Chapter 9: War in Our Imaginations and Our Memories
The final chapter is about presentation of war in culture. It starts with Shakespeare, then goes to Goya’s pictures, Tolstoy and Remark novels. This is mainly about horrors and costs of war. There is also glorification of war and heroism, dehumanization of enemies, military music which serves both inspirational purposes to raise spirit of troops and utilitarian purpose of communications on battlefield. Author then discusses technological advances in imaging of war from photography to movies all of which opens huge opportunities for manipulation of people into supporting or opposing war, which become important part of any hostilities, especially based on ideology. At the end of chapter author discusses cultural narratives build after WWI and WWII by different participant countries.

Conclusion

In conclusion author discusses currently developed in Western societies mixed attitude to war. On one hand it is commemoration and interest to war stories and on other hand complete rejection of war as an option in conflict resolution. Author suggests that currently wars are moving away from being caused by conflict between states to being Civil wars caused by conflict within states, whether racial, ethnic, religious, or ideological. Author also points out:” It is possible at the very least to identify trends in war. The future, like the present, will hold two levels of war, the one employing professional forces and high technology, with all the power of advanced economies and organized societies behind them, and the other will be fought with loosely organized forces using low-cost weapons.
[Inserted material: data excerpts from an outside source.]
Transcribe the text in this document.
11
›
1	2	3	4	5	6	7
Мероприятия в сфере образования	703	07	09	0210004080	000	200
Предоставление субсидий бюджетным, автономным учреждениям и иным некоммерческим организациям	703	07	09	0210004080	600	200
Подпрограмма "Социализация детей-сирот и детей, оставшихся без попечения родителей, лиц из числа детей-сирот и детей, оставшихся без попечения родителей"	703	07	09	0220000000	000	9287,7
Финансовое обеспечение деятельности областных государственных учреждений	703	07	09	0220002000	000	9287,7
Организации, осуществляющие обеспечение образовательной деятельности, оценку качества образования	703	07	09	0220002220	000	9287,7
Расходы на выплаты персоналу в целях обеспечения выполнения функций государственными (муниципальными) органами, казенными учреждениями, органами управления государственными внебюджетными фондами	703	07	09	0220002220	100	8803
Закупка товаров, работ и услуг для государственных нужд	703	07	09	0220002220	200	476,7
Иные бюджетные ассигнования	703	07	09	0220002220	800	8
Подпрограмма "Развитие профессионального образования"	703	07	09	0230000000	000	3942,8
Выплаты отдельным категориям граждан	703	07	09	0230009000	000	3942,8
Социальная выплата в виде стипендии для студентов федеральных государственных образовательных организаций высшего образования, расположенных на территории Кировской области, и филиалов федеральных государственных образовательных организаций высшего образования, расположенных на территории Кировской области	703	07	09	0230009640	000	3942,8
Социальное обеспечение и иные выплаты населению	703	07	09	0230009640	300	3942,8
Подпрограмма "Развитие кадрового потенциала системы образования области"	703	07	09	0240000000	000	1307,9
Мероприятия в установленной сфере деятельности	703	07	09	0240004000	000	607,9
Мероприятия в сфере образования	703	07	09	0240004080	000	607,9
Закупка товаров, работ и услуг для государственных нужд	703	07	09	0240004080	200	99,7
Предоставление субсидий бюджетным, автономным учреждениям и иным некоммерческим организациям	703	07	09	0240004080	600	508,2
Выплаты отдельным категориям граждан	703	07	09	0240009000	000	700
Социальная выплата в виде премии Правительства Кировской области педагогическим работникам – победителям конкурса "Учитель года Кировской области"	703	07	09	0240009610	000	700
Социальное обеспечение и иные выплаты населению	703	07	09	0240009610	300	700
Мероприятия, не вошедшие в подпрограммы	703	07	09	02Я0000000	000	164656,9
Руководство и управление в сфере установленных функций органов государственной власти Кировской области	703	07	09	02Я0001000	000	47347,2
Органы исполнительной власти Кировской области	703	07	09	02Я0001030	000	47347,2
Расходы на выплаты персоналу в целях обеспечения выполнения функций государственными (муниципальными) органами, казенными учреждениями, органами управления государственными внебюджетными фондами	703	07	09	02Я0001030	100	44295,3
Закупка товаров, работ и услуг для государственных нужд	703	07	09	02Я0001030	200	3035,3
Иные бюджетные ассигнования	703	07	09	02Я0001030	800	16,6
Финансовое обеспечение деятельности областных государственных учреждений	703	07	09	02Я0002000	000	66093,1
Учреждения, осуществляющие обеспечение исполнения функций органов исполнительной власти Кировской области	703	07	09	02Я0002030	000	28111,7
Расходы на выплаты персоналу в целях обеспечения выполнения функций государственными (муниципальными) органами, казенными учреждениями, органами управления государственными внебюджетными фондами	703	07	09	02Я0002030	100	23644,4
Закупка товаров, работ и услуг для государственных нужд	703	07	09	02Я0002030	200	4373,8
And what is also sure is that the two sorts of war will overlap.” Overall author believes that wars are not going away and idea of globalization based on generally accepted rules seems to be not workable, at least for now, and that new technology that are coming on line will case huge, but unpredictable changes in military capabilities and consequently their use at war.

MY TAKE ON IT:

I think it is a nice review of the war as tool of competition between human groups from small tribes fighting for control of better hunting grounds to nation states fighting for dominance over global resources of all kinds and control over multibillion populations. I personally believe that massive industrial war between states is not coming back just because nuclear weapons eliminated illusion of invincibility for top leadership of such countries and their families. Survival in bunker someplace deep underground of radioactive desert does not seem palatable option for anybody. However, I think the war is not going away as violent conflict between groups, it just takes different form more of the ideological struggle for minds of adversary’s population which would allow transfer control over resources to aggressor without firefights and bombing. The great example of such new form of war is multidecade aggression of Chinese communist party against USA and Western world overall. It features a very effective bribing of Western elite paid for transfer of financial, industrial, and technological resources to China by providing cheap labor and shelter from environmental regulations that parts of the same Western elite imposed on their own countries. This war so far was as successful as Hitler’s blitzkrieg until fall of 1940 and it seems to be reaching the point when danger of losing its position and becoming some low-level servants in Chinese led global hierarchy is becoming increasingly clear to many in Western elite. At the point of this writing the American elite is still discounting this danger as less important than populist threat of Trump’s movement, but I think it is temporary pause. After temporarily succeeding in suppressing populist movement, elite will have to either reacquire its nationalist mantle and get at the lead of anti-China global war of independence, hopefully with minimal violence, or to be wiped out by internal civil war by resurgent populist movement much more powerful than what they’ve been dealing with so far.